Why had I never known this? How could I have never known this? I sat in my seat with my jaw on the floor listening to my teacher finally make sense of my entire life’s story and answering all the questions that made me believe I was crazy for even thinking. Did Mom know this? My teacher was the first to explain what I had questioned for so long and although in a class of 25, it seemed like she was speaking to me.
Up until that point, I didn’t believe this was something anyone could make sense of. If you could, you had magical powers from faraway lands. My thoughts began to race. I replayed every memory of tension, every memory of hurt and pain that, no longer coincidentally, was always followed with sweet, apologetic lies. All these years, I thought I was alone in dealing with this terrible monstrosity. With the limited knowledge I had prior to this class, I had tried to make sense of this life, but never could. At last, I had the answers.
I finished the book ahead of schedule and reread the chapters along with my class. Days after we finished the novel, we sat in the lecture hall greeted by a guest speaker with a personal story to tell on dating violence. My class as well as others, flooded into the lecture hall searching for a seat; I went straight to the front.

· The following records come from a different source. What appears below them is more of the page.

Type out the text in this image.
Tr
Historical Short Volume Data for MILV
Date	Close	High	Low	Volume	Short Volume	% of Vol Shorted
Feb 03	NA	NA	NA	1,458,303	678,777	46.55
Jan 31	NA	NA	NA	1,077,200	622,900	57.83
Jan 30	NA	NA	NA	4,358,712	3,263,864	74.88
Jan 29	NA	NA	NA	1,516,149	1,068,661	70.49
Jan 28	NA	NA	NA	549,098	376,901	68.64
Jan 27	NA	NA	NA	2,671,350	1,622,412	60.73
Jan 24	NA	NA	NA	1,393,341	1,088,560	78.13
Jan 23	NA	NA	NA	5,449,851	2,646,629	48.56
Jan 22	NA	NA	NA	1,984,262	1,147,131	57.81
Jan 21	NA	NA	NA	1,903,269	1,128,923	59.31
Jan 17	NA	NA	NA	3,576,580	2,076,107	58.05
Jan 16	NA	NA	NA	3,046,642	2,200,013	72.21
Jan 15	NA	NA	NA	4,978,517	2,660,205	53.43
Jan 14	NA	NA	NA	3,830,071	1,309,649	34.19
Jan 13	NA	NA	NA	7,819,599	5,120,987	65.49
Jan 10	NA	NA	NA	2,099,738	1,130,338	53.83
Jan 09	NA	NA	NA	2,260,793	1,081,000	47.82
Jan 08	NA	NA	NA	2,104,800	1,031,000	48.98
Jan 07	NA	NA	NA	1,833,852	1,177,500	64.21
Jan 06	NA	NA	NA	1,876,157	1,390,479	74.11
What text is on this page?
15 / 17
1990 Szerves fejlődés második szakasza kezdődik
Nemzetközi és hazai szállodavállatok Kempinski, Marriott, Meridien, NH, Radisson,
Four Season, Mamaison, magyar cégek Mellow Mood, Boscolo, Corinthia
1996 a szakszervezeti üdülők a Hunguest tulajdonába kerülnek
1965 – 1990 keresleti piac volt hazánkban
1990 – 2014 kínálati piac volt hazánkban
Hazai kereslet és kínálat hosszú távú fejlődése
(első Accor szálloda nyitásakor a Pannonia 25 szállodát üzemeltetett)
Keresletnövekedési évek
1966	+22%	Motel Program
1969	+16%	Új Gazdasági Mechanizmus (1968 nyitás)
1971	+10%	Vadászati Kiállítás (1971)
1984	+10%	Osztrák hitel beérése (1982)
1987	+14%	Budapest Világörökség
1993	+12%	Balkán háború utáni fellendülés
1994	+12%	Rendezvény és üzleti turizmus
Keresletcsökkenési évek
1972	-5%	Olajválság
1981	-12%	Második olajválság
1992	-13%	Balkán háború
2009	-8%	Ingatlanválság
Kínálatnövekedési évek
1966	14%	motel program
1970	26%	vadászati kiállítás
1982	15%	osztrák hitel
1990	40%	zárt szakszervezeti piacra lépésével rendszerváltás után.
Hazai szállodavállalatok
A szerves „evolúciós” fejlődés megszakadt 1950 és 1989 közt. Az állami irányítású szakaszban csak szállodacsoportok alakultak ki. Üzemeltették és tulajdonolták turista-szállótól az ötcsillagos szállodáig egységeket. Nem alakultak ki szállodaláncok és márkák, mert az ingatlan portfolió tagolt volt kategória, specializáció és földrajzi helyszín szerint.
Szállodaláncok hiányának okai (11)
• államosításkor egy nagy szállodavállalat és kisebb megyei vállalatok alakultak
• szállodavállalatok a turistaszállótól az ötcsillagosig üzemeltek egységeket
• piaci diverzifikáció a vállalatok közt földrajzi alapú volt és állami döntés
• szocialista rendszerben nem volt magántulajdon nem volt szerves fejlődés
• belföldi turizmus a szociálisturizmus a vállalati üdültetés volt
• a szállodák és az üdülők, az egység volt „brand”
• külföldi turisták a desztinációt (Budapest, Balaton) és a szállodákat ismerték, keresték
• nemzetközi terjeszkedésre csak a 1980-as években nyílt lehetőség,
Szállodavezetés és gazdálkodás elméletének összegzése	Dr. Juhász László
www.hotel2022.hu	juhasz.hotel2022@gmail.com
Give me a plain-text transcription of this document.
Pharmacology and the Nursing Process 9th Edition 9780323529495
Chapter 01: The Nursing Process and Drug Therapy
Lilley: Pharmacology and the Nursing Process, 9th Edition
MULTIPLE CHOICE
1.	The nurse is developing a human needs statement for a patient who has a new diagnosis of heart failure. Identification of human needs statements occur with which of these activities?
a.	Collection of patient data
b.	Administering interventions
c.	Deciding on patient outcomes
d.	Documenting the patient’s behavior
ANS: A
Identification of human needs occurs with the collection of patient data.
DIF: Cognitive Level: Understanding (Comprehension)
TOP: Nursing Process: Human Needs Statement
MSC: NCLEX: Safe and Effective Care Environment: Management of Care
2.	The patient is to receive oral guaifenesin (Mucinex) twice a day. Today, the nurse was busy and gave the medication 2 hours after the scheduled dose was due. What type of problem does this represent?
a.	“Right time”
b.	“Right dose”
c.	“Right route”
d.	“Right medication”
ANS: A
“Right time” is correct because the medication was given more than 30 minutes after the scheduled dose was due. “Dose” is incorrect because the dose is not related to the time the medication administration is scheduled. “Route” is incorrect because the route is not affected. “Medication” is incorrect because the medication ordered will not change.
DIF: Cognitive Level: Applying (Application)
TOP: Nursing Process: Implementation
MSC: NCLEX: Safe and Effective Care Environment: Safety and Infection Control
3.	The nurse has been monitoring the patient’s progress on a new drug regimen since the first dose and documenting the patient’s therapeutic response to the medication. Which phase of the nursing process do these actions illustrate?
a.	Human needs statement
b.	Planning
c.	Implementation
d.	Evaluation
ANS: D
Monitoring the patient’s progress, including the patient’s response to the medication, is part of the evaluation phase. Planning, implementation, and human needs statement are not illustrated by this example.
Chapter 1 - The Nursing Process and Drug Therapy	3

When all where quiet, he began. He told us of a story about his daughter, a boy she had met and all the horror that consumed his life thereafter. A young teenager, about my age, who was trapped by the same cycle of violence we had just learned about. He became tearful as he spoke to us of the pain this boy had caused his daughter and how eventually, he caused her death. A terribly difficult story to tell, but he urged us never to fall victim to such evil and to help others who may be blinded by this illusion of love.
By the end his personal, heart gripping story, I was in tears and never did I think for a single moment Mom’s situation would ever go as far as his daughter’s.